CASF publicizes its third funding in Africa

The Cairo Angels Syndicate Fund (CASF) has introduced an undisclosed funding in Finclusion Group, a sub-Saharan African fintech platform. 

This funding will mark CASF’s fourth general funding and third funding on the African continent. Launched in 2020 by the Cairo Angels, Egypt’s first angel investor community, CASF is a micro enterprise capital fund that’s investing $100,000–$250,000 tickets in post-seed and pre-series A startups within the Center East and Africa. 

Since launch, the fund has invested in 3 startups throughout 2 international locations together with Egypt’s Nawah Scientific, UAE’s QiDZ App, and most lately, Kenya’s FlexPay.

Finclusion Group is the newest startup to hitch CASF’s portfolio. Based in 2019 by Timothy Nuy and Tonderai Mutesva, Finclusion Group is a Mauritius-based fintech accelerating monetary inclusion in Africa with its neo-bank choices. Presently, Finclusion provides buy-now-pay-later (BNPL) companies, wage advance schemes, mortgage companies, and transactional banking to people and SMEs throughout 5 international locations—South Africa, Eswatini, Namibia, Kenya, and Tanzania.

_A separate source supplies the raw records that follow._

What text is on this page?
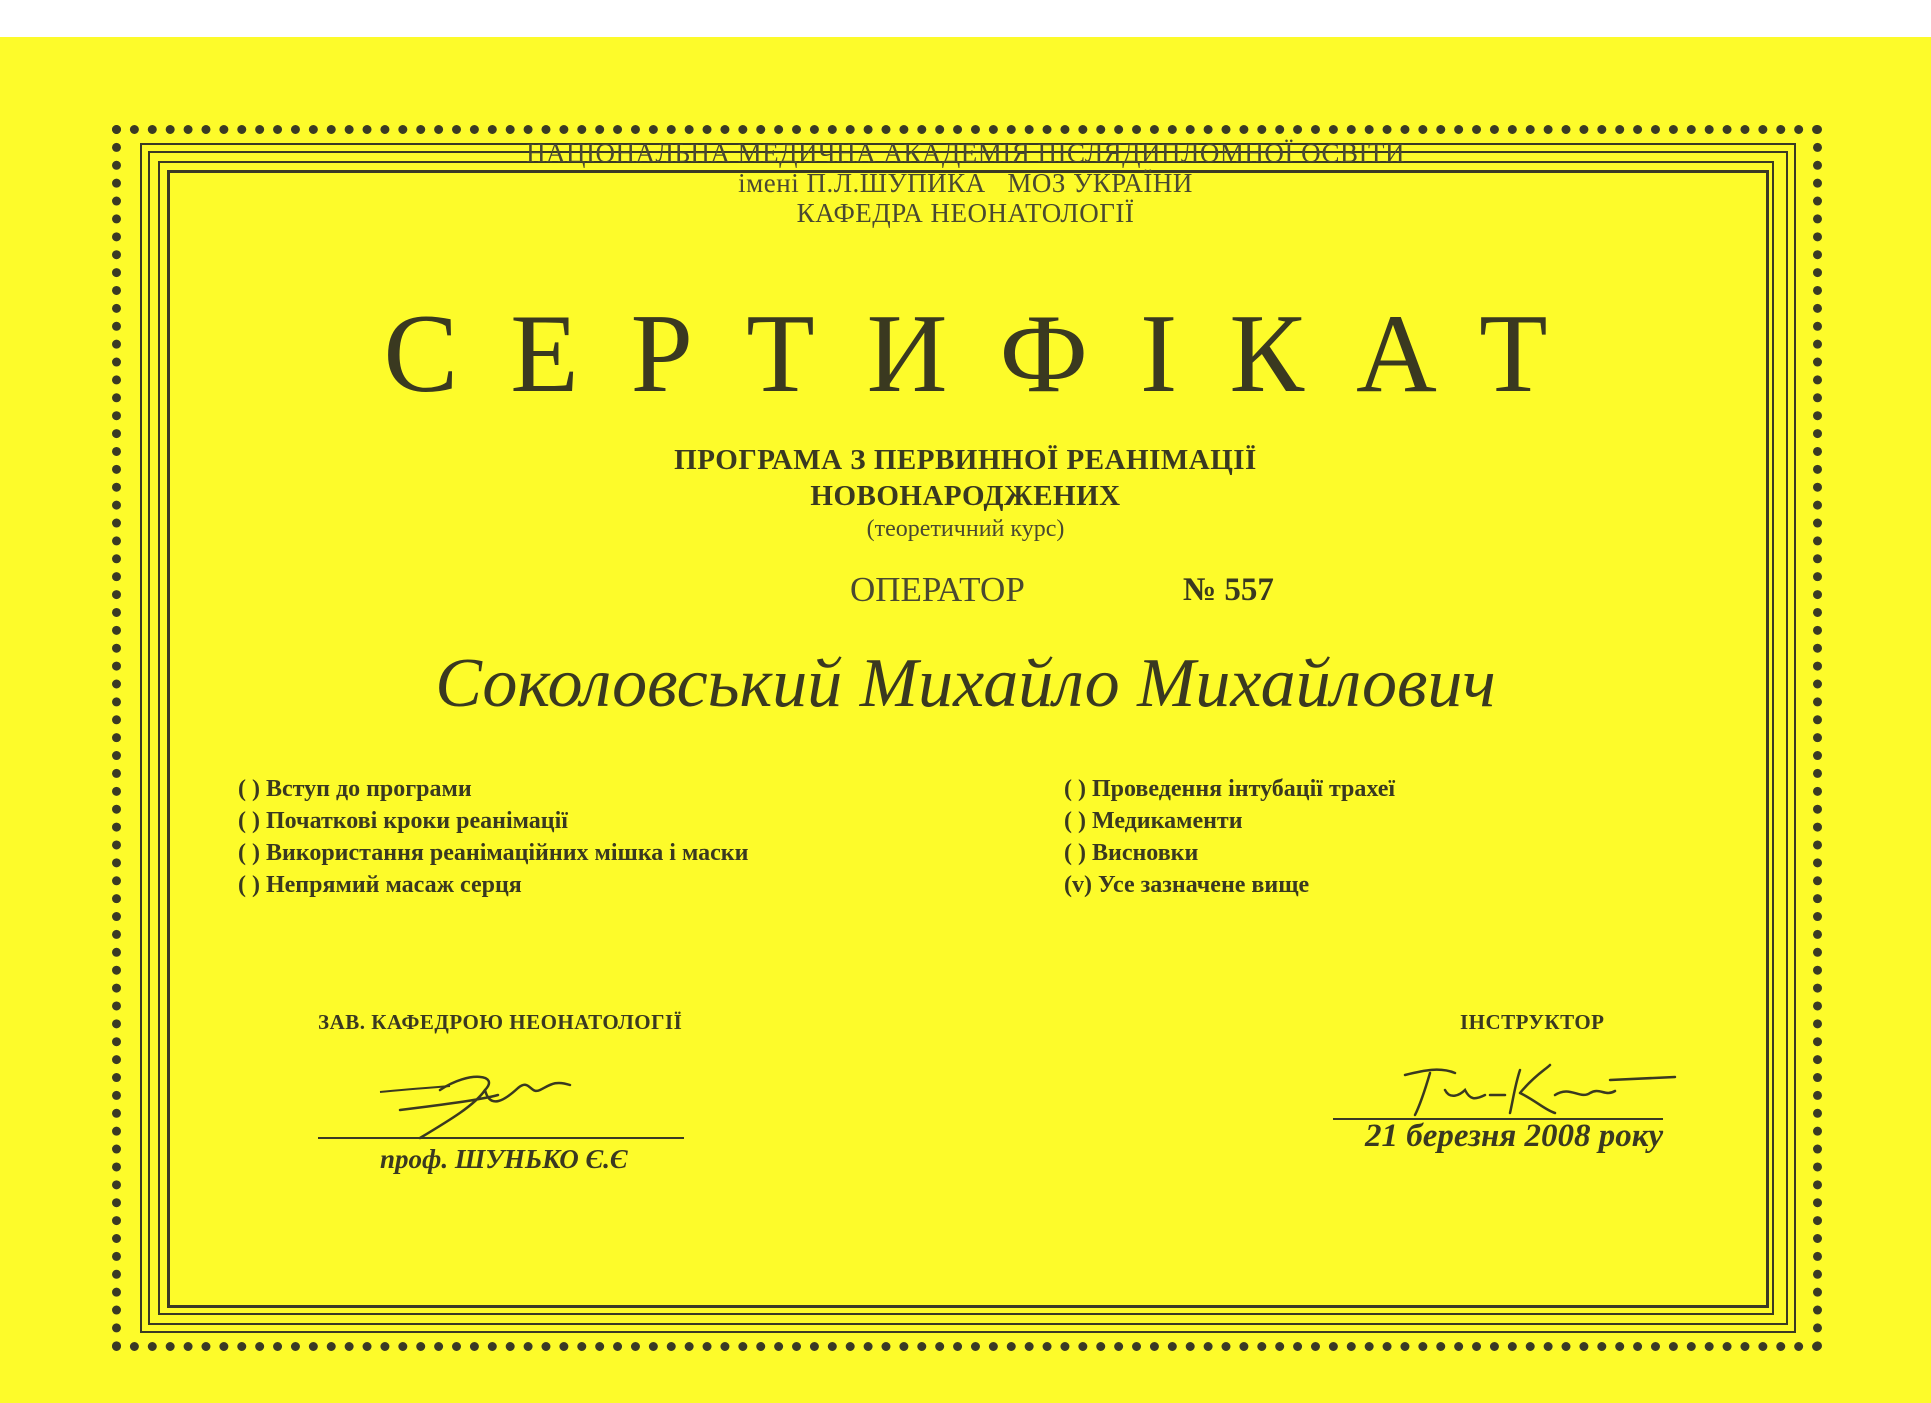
НАЦІОНАЛЬНА МЕДИЧНА АКАДЕМІЯ ПІСЛЯДИПЛОМНОЇ ОСВІТИ
імені П.Л.ШУПИКА   МОЗ УКРАЇНИ
КАФЕДРА НЕОНАТОЛОГІЇ
СЕРТИФІКАТ
ПРОГРАМА З ПЕРВИННОЇ РЕАНІМАЦІЇ
НОВОНАРОДЖЕНИХ
(теоретичний курс)
ОПЕРАТОР	№ 557
Соколовський Михайло Михайлович
( ) Вступ до програми
( ) Початкові кроки реанімації
( ) Використання реанімаційних мішка і маски
( ) Непрямий масаж серця
( ) Проведення інтубації трахеї
( ) Медикаменти
( ) Висновки
(v) Усе зазначене вище
ЗАВ. КАФЕДРОЮ НЕОНАТОЛОГІЇ	ІНСТРУКТОР
проф. ШУНЬКО Є.Є
21 березня 2008 року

The startup reportedly has over 240,000 prospects throughout its 5 markets and has disbursed over $310 million in loans since launch. To this point, CASF’s funding is the startup’s third elevate since launch. In September 2021, it raised $20 million in a partnership with Lendable. Months later, in January 2022, the startup introduced one other $20 million elevate in a hybrid financing pre-Collection A spherical led by Future Africa and LeadInvest. 

With its newest funding from CASF, Finclusion will proceed constructing out its product choices because it plans for enlargement into new markets. 

Talking on the funding, Aly El Shalakany, CEO of the Cairo Angels Syndicate Fund, stated, “Our mission is to speculate and help unbelievable founders constructing digital platforms to unravel important issues. That’s precisely why we determined to put money into Finclusion Group, who’re delivering compelling options to underserved shoppers who’ve traditionally had little or no entry to credit score.”